News website Asian Tribune.Com has claimed that India will be directly inviting Sri Lankan Tamil political parties to New Delhi for one-on-one talks.

"There is a talk that India will invite minority and minor parties for discussions on the Tamil issue. We are hopeful of such meetings but so far no parties have got any invitation in this regard," a leader of a Muslim party told PTI on condition of anonymity.

"It is also reported that top officials in New Delhi are now preparing to draft reform proposals based on the findings from these discussions. They will thereafter present them to Colombo," the Asian Tribune said.

Reports from Delhi said that the main reason for the direct invitations is the continuous delay on the side of Colombo to produce solutions for Tamil grievances despite the end of war for more than a year, it is learnt, it said.

"The invites for discussions will be directly extended to all ethnic minority parties in Colombo. They will made after the official visit of Lanka President Mahinda Rajapakse to New Delhi concludes," the website said.

All Lanka minority ethnic parties will be invited, reports said.
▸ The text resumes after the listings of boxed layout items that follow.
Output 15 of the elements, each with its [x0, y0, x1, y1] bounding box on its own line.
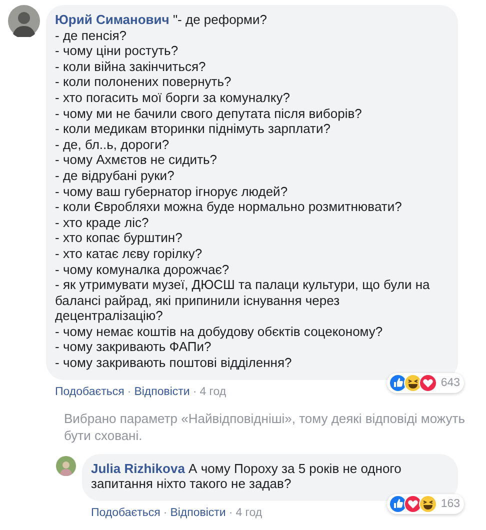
like-link[interactable]: Подобається — [91, 506, 160, 519]
comment-text: Julia Rizhikova А чому Пороху за 5 років не одного запитання ніхто такого не задав? — [91, 460, 402, 492]
like-link[interactable]: Подобається — [55, 386, 124, 398]
author-link[interactable]: Юрий Симанович — [55, 12, 170, 27]
separator-dot: · — [163, 506, 168, 519]
reply-link[interactable]: Відповісти — [170, 506, 226, 519]
separator-dot: · — [192, 386, 197, 398]
reply-link[interactable]: Відповісти — [134, 386, 190, 398]
separator-dot: · — [127, 386, 132, 398]
filter-notice: Вибрано параметр «Найвідповідніші», тому деякі відповіді можуть бути сховані. — [64, 410, 466, 444]
comment-text: Юрий Симанович "- де реформи? - де пенсія? - чому ціни ростуть? - коли війна закінчиться? - коли полонених повернуть? - хто погасить мої борги за комуналку? - чому ми не бачили свого депутата після виборів? - коли медикам вторинки піднімуть зарплати? - де, бл..ь, дороги? - чому Ахмєтов не сидить? - де відрубані руки? - чому ваш губернатор ігнорує людей? - коли Євробляхи можна буде нормально розмитнювати? - хто краде ліс? - хто копає бурштин? - хто катає лєву горілку? - чому комуналка дорожчає? - як утримувати музеї, ДЮСШ та палаци культури, що були на балансі райрад, які припинили існування через децентралізацію? - чому немає коштів на добудову обєктів соцеконому? - чому закривають ФАПи? - чому закривають поштові відділення? — [55, 12, 431, 371]
reaction-count: 643 — [440, 376, 460, 389]
author-link[interactable]: Julia Rizhikova — [91, 460, 185, 476]
reaction-count: 163 — [440, 498, 460, 510]
separator-dot: · — [228, 506, 233, 519]
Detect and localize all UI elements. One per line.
The first political party to be invited is the Tamil National Alliance, followed by other ethnic-minority parties," it said.

Meanwhile, Sri Lanka's main opposition United National Party has sought clarification on whether India was inviting the country's minority parties for direct talks to resolve the Tamil issue, even while demanding major political parties also be included in this exercise.

Raising the issue in Parliament, senior UNP leader Ravi Karunanayake demanded that major Sri Lankan political parties should also be included in the overall deliberations as they too represented the minorities.

Karunanayake said, he as a Parliamentarian from the Colombo district, also represented the interests of Tamils and Muslims (who also speak Tamil) besides other minorities.

"Any move to exclude the major political parties and to discuss the issue with only minority parties is fraught with danger and could give rise to the earlier situation years ago when arms were also given to the minority parties while holding parleys," Karunanayake told the House.

"That situation can recur", Karunanayake said, while asking the government to ensure that in the event of India undertaking such an exercise should also hold discussions on the issue with major political parties of Sri Lanka.

"Even political parties representing the Plantation Tamils in the country will be included, it is reported," the website said.